The play is divided into two acts. The first act shows Inspector Bertozzo interrogating the Madman on charges of impersonation. The Madman then outwits Bertozzo and moves on to play the part of a judge and questions the Superintendent and Inspector Pisani. The second act introduces a female journalist, Maria Feletti, who wants to conduct her own enquiry into the suicide/murder/accident of the anarchist. The plot unfolds with the Madman trying to outwit the policemen and forcing them into admitting their complicity in the death. The focus is not on the police admittance but on the way it is worked out.

IMPACT/ MESSAGE

Fo uses theatre as a ground for suggesting political action. It is one of the most important pieces of literature to have come out in the past few decades. It is farcical, subversive, anti establishment, and questions the nature of investigation, disciplinary mechanisms et cetera. Another important aspect of this text is that the plot is secondary to performance. The focus is not on the story but on the way it is enacted. It brings into question the veracity of the law and order enterprise. It shows how truth can be produced, altered and manipulated according to the needs of the elite class.

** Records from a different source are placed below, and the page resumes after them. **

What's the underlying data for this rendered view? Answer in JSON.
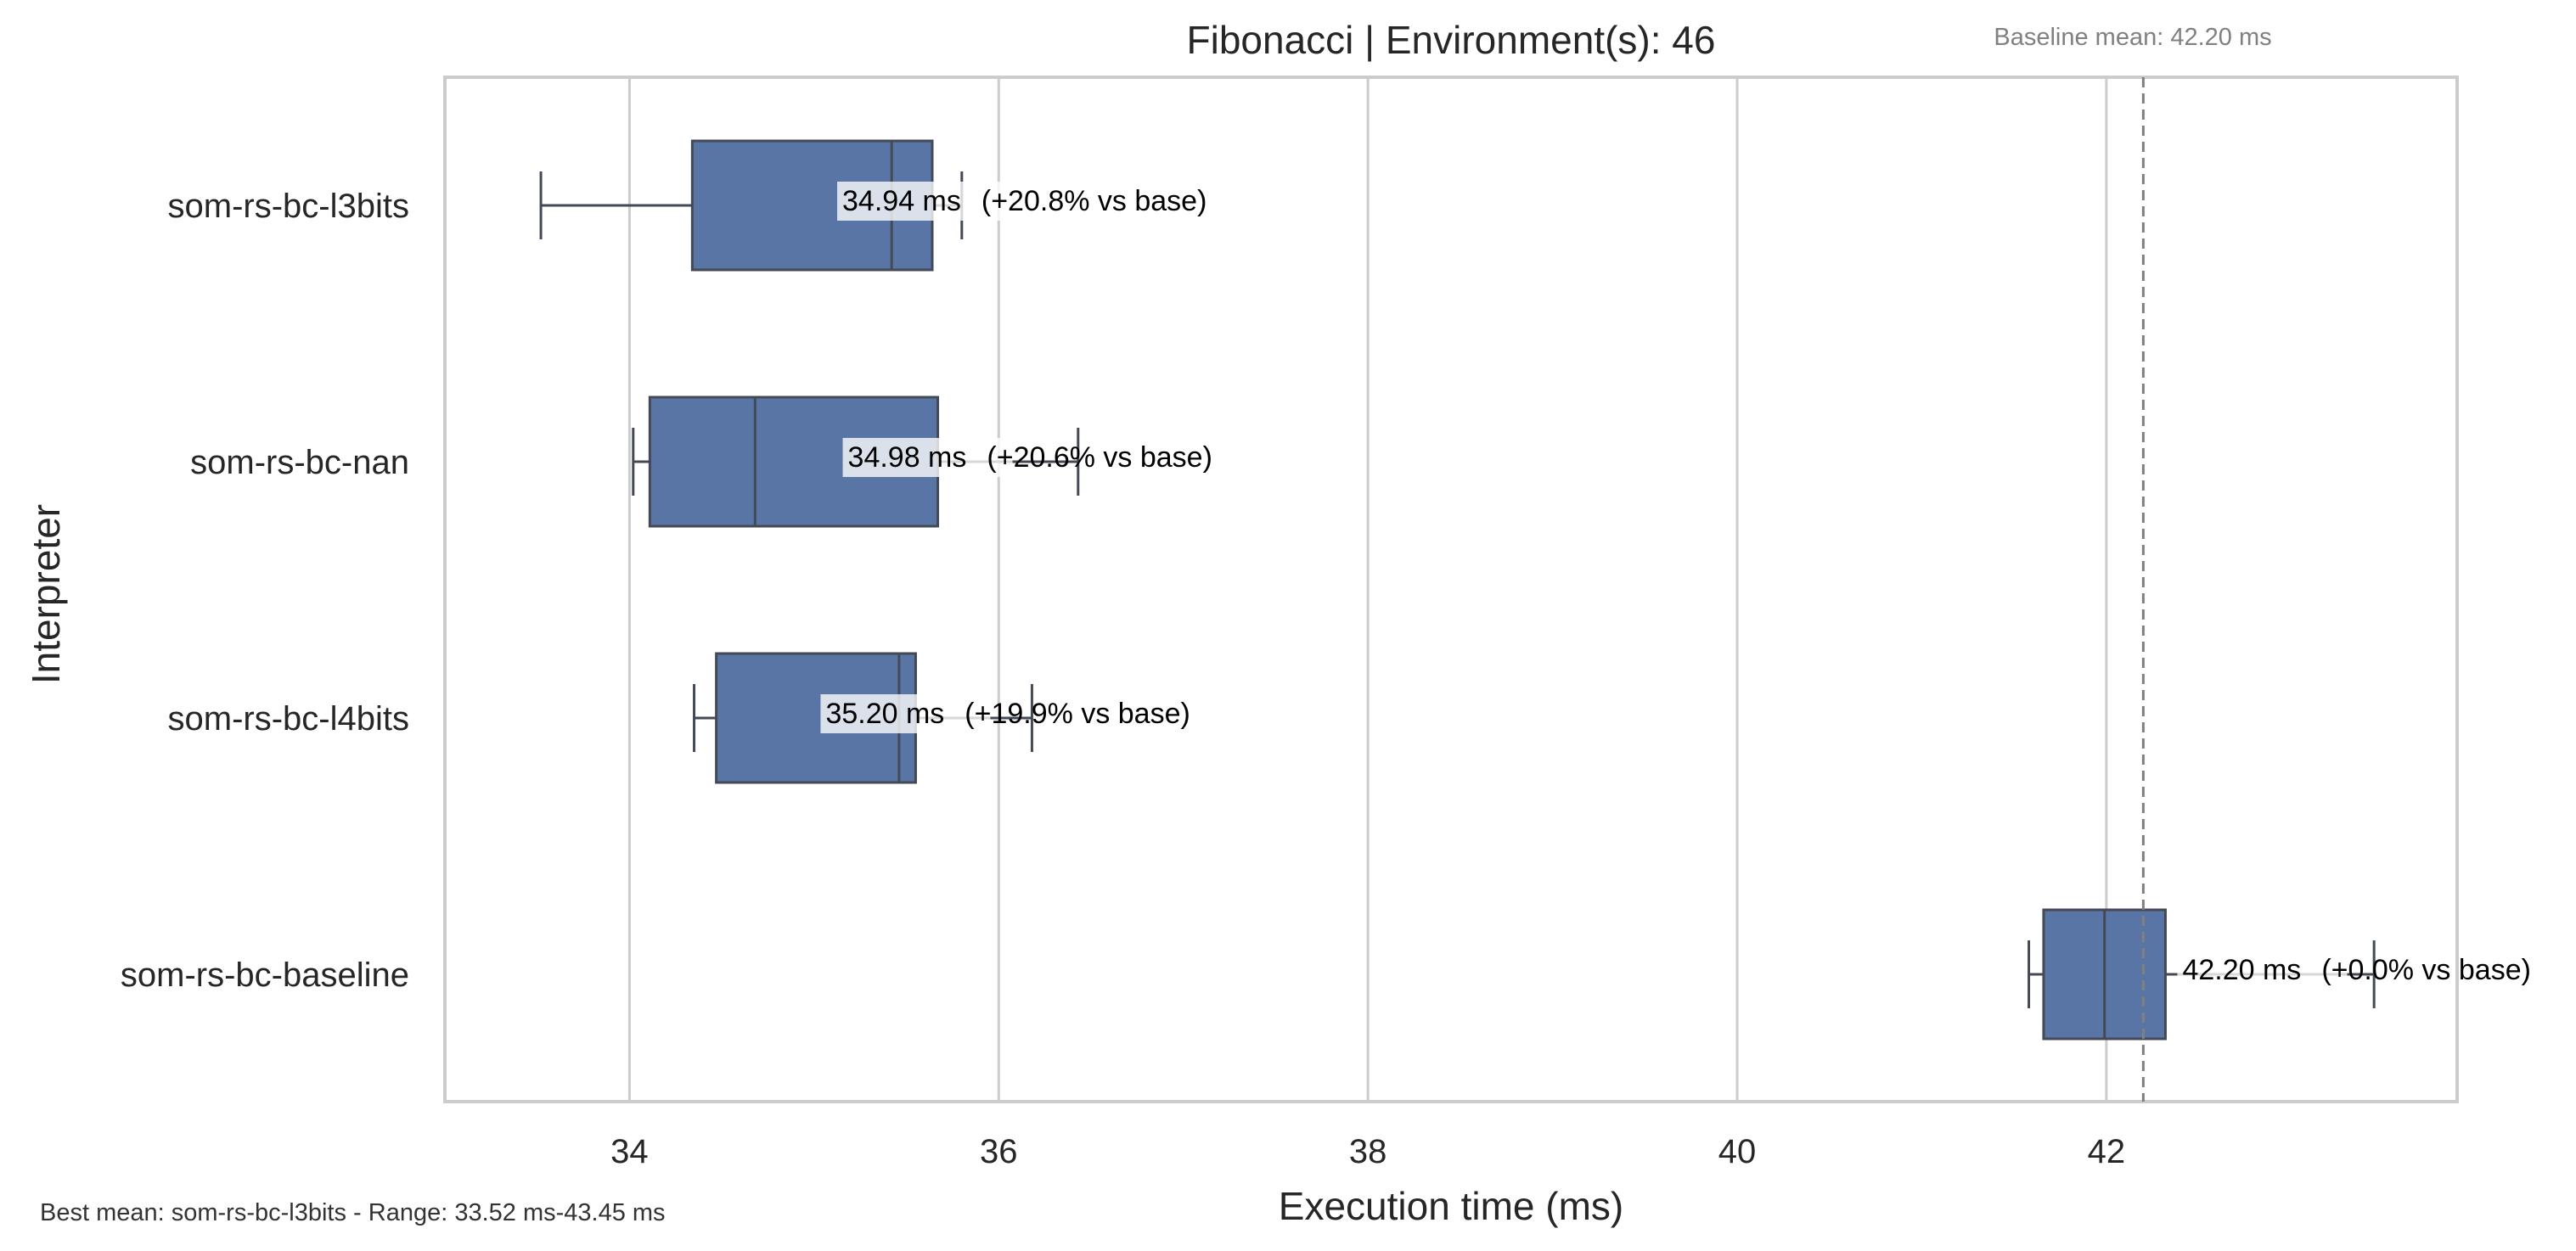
{
  "chart_data": {
    "type": "box",
    "orientation": "horizontal",
    "title": "Fibonacci | Environment(s): 46",
    "xlabel": "Execution time (ms)",
    "ylabel": "Interpreter",
    "xlim": [
      33.0,
      43.9
    ],
    "xticks": [
      34,
      36,
      38,
      40,
      42
    ],
    "grid": "vertical",
    "box_color": "#5975a6",
    "baseline": {
      "value": 42.2,
      "label": "Baseline mean: 42.20 ms"
    },
    "footer": "Best mean: som-rs-bc-l3bits - Range: 33.52 ms-43.45 ms",
    "categories": [
      "som-rs-bc-l3bits",
      "som-rs-bc-nan",
      "som-rs-bc-l4bits",
      "som-rs-bc-baseline"
    ],
    "boxes": [
      {
        "name": "som-rs-bc-l3bits",
        "whisker_low": 33.52,
        "q1": 34.34,
        "median": 35.42,
        "q3": 35.64,
        "whisker_high": 35.8,
        "mean_label": "34.94 ms",
        "delta_label": "(+20.8% vs base)"
      },
      {
        "name": "som-rs-bc-nan",
        "whisker_low": 34.02,
        "q1": 34.11,
        "median": 34.68,
        "q3": 35.67,
        "whisker_high": 36.43,
        "mean_label": "34.98 ms",
        "delta_label": "(+20.6% vs base)"
      },
      {
        "name": "som-rs-bc-l4bits",
        "whisker_low": 34.35,
        "q1": 34.47,
        "median": 35.46,
        "q3": 35.55,
        "whisker_high": 36.18,
        "mean_label": "35.20 ms",
        "delta_label": "(+19.9% vs base)"
      },
      {
        "name": "som-rs-bc-baseline",
        "whisker_low": 41.58,
        "q1": 41.66,
        "median": 41.99,
        "q3": 42.32,
        "whisker_high": 43.45,
        "mean_label": "42.20 ms",
        "delta_label": "(+0.0% vs base)"
      }
    ]
  }
}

It exhibits how scandal fuels social democracy – Which means that once a law is broken, stricter laws replace it; thereby, reinforcing the stronghold of the government. It is important in demonstrating how authorities can manipulate and influence public opinion through a system of laws that work largely to serve a certain class of people. The madman investigates this process from outside the purview of the establishment. Even though it tackles some serious issues, it does so through hilarity. I would suggest this book to anyone who wants a deeper understanding of the politics behind the judicial system, which embodies a major part of modern society.